Morever, says Dr. Rasul, the health system in the province cannot cope with peace time healthcare demands, let alone “provide emergency care to people in conflict.” 

While there are no official figures available, Abdul Khaliq Baloch, General Secretary of the National Party that is in power in Balochistan told News Lens that “forty percent of the population of Makran Division has been displaced due to insurgency there.” He said a similar situation existed in other parts of province like Kohlu, Dera Bugti and Nasirabad.  The Chief Minister Baluchistan Nawab Sanaullah Zehri recently told a seminar in Quetta that a 100,000 Punjabi settlers have left the province due to conflict.

Samina, a 55 years old displaced widow, said her son disappeared 5 years ago, leaving her hopeless, vulnerable and distressed. “I have searched whole cities for my son but I haven’t found him,” says Samina, whose name has been changed to protect her identity. “I am still searching.”

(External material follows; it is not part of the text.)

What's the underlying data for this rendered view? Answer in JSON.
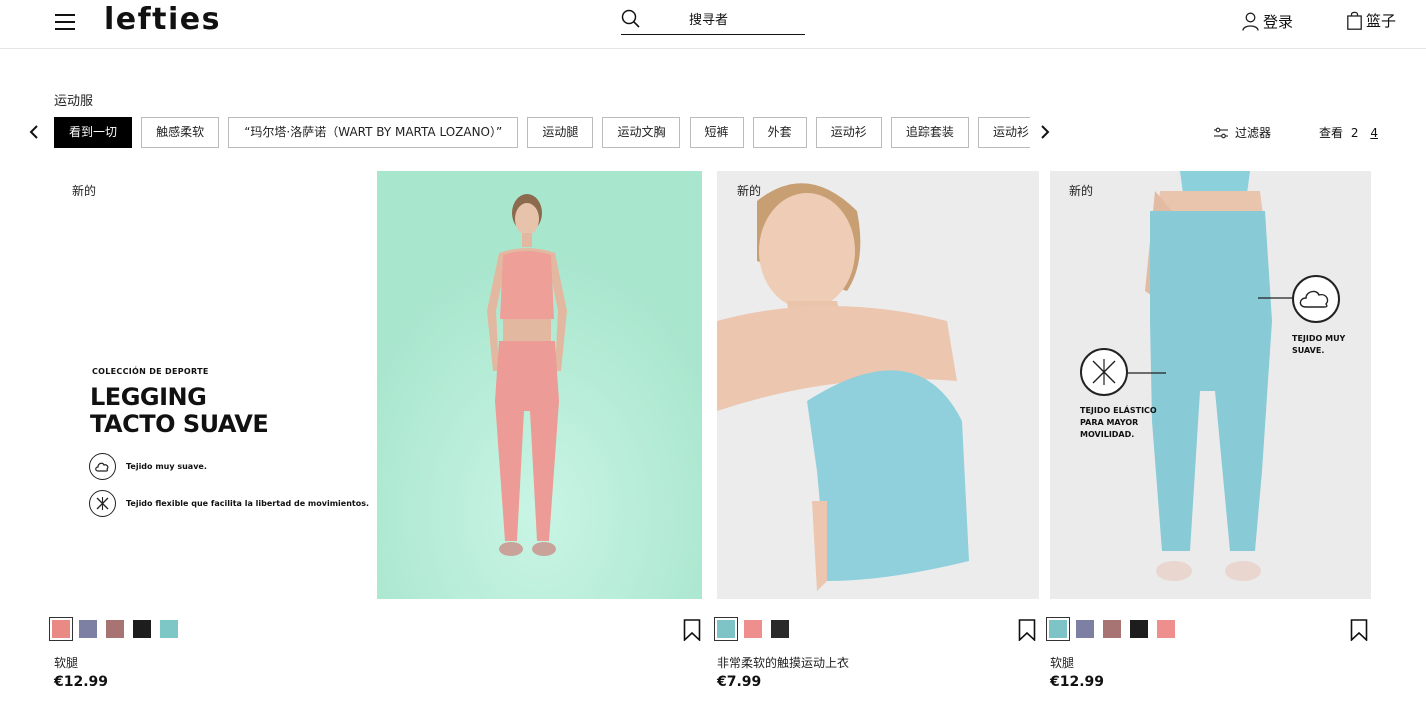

Altaf, 51, has suffered from PTSD since a deadly bomb blast in Quetta killed three of his brothers. Within a year of this incident, he lost his son in a targeted attack. 

“I have become irritable, aggressive and often feel like killing someone and killing myself,” said Altaf, who has been on tranquilizers to escape anxiety and depression since he was injured in the bomb blast that killed his brothers.

Looking at pictures of his brothers and his young son, Altaf wipes away tears from his eyes. “It feels like my heart and head will explode,” he says.

A source in the government of Balochistan who wished to stay anonymous because he was not authorized to speak to media told News Lens Pakistan that what the psychiatrists had been saying may be accurate but “the authorities have not seen any report, data, facts or figure from international and national organizations.”

“Given that no one including commissioners in the districts has flagged the issue of mental health crisis, the Balochistan Government has not allocated any special funds to treat psychological disorders,” he said.

He said the Balochistan government has been providing opportunities for healthy activities to the public like the recent Balochistan Sports Festival in March. The government, he said, also compensates victims of terrorism.